Maurice Richard, Jean Béliveau, Bob Gainey, Émile Bouchard, Henri Richard, Yvan Cournoyer, Serge Savard, Guy Carbonneau... Ces grands joueurs ont tous brandi la Coupe Stanley avec un «C» sur leur chandail.

Pour inscrire ton nom dans la légende, tu devras les imiter. Je sais, la concurrence est vive dans la LNH et une douzaine d'équipes entretiennent l'espoir légitime de conquérir le fameux trophée chaque saison.

Mais comme tu t'en doutes bien, Max, après 23 années d'attente, les Montréalais ont hâte à une grande victoire de leur club favori.

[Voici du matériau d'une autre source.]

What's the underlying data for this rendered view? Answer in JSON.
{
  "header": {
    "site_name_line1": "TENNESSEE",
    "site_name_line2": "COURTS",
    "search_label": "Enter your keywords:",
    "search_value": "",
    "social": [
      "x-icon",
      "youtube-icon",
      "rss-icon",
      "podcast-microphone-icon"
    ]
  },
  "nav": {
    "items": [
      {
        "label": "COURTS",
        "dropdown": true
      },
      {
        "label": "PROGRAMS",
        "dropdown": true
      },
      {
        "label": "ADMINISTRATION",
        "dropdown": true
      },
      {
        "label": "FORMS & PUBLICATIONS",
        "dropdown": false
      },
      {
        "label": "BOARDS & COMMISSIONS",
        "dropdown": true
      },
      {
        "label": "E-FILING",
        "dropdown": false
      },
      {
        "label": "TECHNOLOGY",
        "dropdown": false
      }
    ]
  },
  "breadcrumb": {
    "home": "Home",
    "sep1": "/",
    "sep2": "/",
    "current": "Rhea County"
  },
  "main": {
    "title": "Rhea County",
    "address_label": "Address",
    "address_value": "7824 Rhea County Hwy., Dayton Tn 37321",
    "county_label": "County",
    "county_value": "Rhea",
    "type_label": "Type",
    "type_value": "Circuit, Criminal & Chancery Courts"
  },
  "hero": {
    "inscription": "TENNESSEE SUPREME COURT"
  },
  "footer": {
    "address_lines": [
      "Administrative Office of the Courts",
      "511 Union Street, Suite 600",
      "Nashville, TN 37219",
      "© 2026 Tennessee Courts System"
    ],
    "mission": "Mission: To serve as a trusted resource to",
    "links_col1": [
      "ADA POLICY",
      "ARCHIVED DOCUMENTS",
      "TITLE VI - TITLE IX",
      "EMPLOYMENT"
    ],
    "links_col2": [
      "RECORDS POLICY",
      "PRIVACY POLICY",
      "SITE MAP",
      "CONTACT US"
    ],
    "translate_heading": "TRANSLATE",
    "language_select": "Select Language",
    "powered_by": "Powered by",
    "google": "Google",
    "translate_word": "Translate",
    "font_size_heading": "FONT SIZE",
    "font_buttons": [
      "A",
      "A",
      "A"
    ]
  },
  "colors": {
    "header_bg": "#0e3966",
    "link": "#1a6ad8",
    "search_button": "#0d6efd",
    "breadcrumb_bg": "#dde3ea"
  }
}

Il ne faudrait tout de même pas que d'éventuels néo-Nordiques relèvent le défi avant le Canadien de ta génération!

Accomplir cet exploit à ta saison initiale comme capitaine serait remarquable. D'autant plus qu'on célèbre cette saison le centenaire de la première Coupe Stanley du Canadien.

C'est en 1915-1916 que le Bleu-Blanc-Rouge a remporté son premier championnat du monde, pour reprendre l'expression des journaux de l'époque. Le capitaine s'appelait Howard McNamara. Lui aussi avait été nommé au début de la saison, une nouvelle qui passa inaperçue. Les quotidiens s'intéressaient surtout au joueur-entraîneur Édouard «Newsy» Lalonde et au gardien Georges Vézina.

Le dernier match terminé, McNamara voulut conserver la rondelle de cette victoire historique. Lalonde aussi. Mais l'arbitre refusa de la leur remettre, gardant pour lui ce souvenir. Il promit simplement de la «prêter» à Newsy, selon le journal Le Canada. Chiche, quand même... McNamara fut ensuite appelé sous les drapeaux en raison de la Première Guerre mondiale. En 1919-1920, il retrouva un court moment sa place dans la formation.

Les temps ont bien changé, Max. Mais une vérité demeure: de Jean-Baptiste «Jack» Laviolette à toi, être le capitaine du Canadien représente un privilège. Savoure bien le moment. Et sache que des centaines de milliers de partisans rêvent que tu brandisses à ton tour la Coupe, un «C» cousu sur ton chandail numéro 67.